Yes it's perfectly possible to do it, just look at all the scarily clever stuff that's being done with 'deep fake' technology. But whether it's worth the time and money for the production company to do is another matter.
This photo was on the Daily Mails article about the programme*, I don't know if its just a publicity still or actually appeared in the programme.
It does look like there was someone else there just by the way they're positioned. The repeating patterns of the floor and the hedge make it fairly easy to photoshop someone out. A lot more difficult with moving images of course
*don't bother, it's several hundred words to say 'I don't know'
Most recent visual effects post production software includes Content Aware Fill tools to allow you to remove elements from moving sequences these days - some now use AI techniques. (I think After Effects added it a year or two ago - and other products have had it for a while). It may need a bit of assistance with some reference frames - but it's entirely do-able.
https://www.youtube.com/watch?v=4NSVDbuwpyQ
That is true – but as anybody who has used it will attest, it's far from perfect. It's amazing technology, but works much better with stationary shots and smaller details. Removing elements from video can be tricky because not only do you have to match the surrounding footage on a frame, you also have to match it through time, to allow for imperceptible variations in light, temperature and so on. The videos from Adobe et al show it at its best and, like I say, it's amazing technology but not always the right solution. It can be much easier to go for a 'manual' solution like the cropping mentioned above.

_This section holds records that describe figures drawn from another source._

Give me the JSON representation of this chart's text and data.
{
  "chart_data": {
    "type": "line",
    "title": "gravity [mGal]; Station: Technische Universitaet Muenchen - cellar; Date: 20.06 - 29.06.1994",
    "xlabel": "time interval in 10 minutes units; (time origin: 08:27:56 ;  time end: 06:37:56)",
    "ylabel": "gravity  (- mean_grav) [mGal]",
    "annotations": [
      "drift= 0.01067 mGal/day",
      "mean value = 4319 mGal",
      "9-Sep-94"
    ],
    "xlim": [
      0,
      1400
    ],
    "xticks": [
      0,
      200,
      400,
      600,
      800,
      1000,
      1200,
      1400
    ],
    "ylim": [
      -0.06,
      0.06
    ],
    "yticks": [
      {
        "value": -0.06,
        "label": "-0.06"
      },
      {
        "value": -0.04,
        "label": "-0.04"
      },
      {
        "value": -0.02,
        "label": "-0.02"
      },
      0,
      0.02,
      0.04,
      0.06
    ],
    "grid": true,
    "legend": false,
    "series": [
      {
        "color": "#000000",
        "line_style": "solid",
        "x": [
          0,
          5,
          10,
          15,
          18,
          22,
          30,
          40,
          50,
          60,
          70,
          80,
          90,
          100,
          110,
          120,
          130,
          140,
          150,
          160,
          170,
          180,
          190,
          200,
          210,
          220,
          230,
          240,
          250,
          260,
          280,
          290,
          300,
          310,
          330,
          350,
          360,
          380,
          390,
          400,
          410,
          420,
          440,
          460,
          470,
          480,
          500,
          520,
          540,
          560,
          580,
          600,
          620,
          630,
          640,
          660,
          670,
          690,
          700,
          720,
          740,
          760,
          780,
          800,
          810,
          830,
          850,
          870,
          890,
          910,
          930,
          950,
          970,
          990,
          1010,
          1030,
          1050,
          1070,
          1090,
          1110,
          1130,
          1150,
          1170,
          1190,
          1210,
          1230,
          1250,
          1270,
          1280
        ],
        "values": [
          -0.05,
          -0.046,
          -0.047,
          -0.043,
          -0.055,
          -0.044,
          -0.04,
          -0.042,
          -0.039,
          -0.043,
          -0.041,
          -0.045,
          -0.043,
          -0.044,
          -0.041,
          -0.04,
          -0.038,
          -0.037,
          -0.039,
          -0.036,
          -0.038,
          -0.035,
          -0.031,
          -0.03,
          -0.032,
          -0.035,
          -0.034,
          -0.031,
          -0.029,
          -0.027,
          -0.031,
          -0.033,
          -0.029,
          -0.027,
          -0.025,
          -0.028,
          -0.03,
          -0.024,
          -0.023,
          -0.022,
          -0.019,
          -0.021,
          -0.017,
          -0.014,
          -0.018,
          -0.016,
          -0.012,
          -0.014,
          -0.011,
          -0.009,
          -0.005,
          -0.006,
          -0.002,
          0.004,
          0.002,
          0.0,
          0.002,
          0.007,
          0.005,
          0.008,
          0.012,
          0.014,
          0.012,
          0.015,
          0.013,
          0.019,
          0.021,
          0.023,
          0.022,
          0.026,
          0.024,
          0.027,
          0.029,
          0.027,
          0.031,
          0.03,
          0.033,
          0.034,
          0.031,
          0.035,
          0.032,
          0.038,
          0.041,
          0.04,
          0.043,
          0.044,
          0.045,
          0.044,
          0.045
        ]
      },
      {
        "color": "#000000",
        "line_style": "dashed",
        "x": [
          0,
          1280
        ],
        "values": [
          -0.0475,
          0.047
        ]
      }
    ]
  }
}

It can also be incredibly resource intensive. Certainly on the example of the walking Masterchef shot, only a few seconds long, it would be very doable – but for longer shots most editors would explore what other options are available before tying up processing time.
I appreciate that the point you were making was different, but for the benefit of other members who are less familiar with video editing technology I thought it was worth pointing out that content-aware fill is much harder in motion than for stills.